Acquisitions may also be motivated by a wine firm’s desire to reduce risk through diversification. By making acquisitions, large wine firms have developed diversified portfolios of wine brands at different price points, which they sell in a variety of countries through their global distribution channels. They also source grapes and produce wine in a number of different locations throughout the world. This reduces the financial risk of consumers “trading up” or “trading down,” and variations in wine sales across countries. In addition, the firm is better able to manage production risks associated with weather.
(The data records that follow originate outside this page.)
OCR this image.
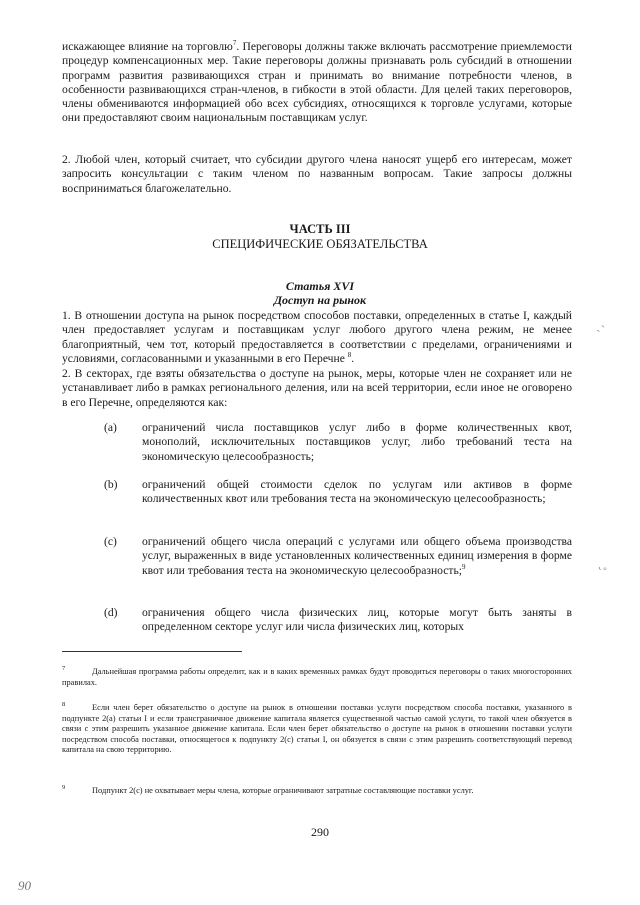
искажающее влияние на торговлю$^7$. Переговоры должны также включать рассмотрение приемлемости процедур компенсационных мер. Такие переговоры должны признавать роль субсидий в отношении программ развития развивающихся стран и принимать во внимание потребности членов, в особенности развивающихся стран-членов, в гибкости в этой области. Для целей таких переговоров, члены обмениваются информацией обо всех субсидиях, относящихся к торговле услугами, которые они предоставляют своим национальным поставщикам услуг.

2. Любой член, который считает, что субсидии другого члена наносят ущерб его интересам, может запросить консультации с таким членом по названным вопросам. Такие запросы должны восприниматься благожелательно.

ЧАСТЬ III
СПЕЦИФИЧЕСКИЕ ОБЯЗАТЕЛЬСТВА
Статья XVI
Доступ на рынок

1. В отношении доступа на рынок посредством способов поставки, определенных в статье I, каждый член предоставляет услугам и поставщикам услуг любого другого члена режим, не менее благоприятный, чем тот, который предоставляется в соответствии с пределами, ограничениями и условиями, согласованными и указанными в его Перечне $^8$.

2. В секторах, где взяты обязательства о доступе на рынок, меры, которые член не сохраняет или не устанавливает либо в рамках регионального деления, или на всей территории, если иное не оговорено в его Перечне, определяются как:

(a) ограничений числа поставщиков услуг либо в форме количественных квот, монополий, исключительных поставщиков услуг, либо требований теста на экономическую целесообразность;
(b) ограничений общей стоимости сделок по услугам или активов в форме количественных квот или требования теста на экономическую целесообразность;
(c) ограничений общего числа операций с услугами или общего объема производства услуг, выраженных в виде установленных количественных единиц измерения в форме квот или требования теста на экономическую целесообразность;$^9$
(d) ограничения общего числа физических лиц, которые могут быть заняты в определенном секторе услуг или числа физических лиц, которых
7	Дальнейшая программа работы определит, как и в каких временных рамках будут проводиться переговоры о таких многосторонних правилах.
8	Если член берет обязательство о доступе на рынок в отношении поставки услуги посредством способа поставки, указанного в подпункте 2(а) статьи I и если трансграничное движение капитала является существенной частью самой услуги, то такой член обязуется в связи с этим разрешить указанное движение капитала. Если член берет обязательство о доступе на рынок в отношении поставки услуги посредством способа поставки, относящегося к подпункту 2(с) статьи I, он обязуется в связи с этим разрешить соответствующий перевод капитала на свою территорию.
9	Подпункт 2(с) не охватывает меры члена, которые ограничивают затратные составляющие поставки услуг.
290
90
ˎ˴
˛˳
Growth through merger and acquisition does not guarantee that a wine firm will be successful. As a wine firm continues to grow bigger, it may eventually experience diseconomies of scale associated with the difficulties of managing a large global operation that result in inefficiencies and higher cost. This may place a limit on the efficient size of wine firms and may have been a factor contributing to Constellation’s recent decision to downsize. Large conglomerates that enter the wine market often find that they do not realize the expected synergies between wine and other products that increase shareholder value. In providing the rationale for the Treasury Wine Estates demerger, Foster’s concluded that wine and beer are different businesses that operate in industries with different dynamics, which could be produced and marketed more efficiently by separate firms, resulting in substantial cost savings. Modern wine history offers plenty of examples of conglomerates that have entered and exited the wine market. These include Nestlé, Coca-Cola, Pillsbury, R.J. Reynolds, John Hancock Insurance, Schlitz Brewing Company, and Newcastle Breweries, as well as others. George Taber maintains that the wine industry is “a graveyard for large corporations with little experience in wine.”42 If this is true, then domination of the global wine industry by relatively few large conglomerates like the beer and spirits industries, predicted by many, may never materialize.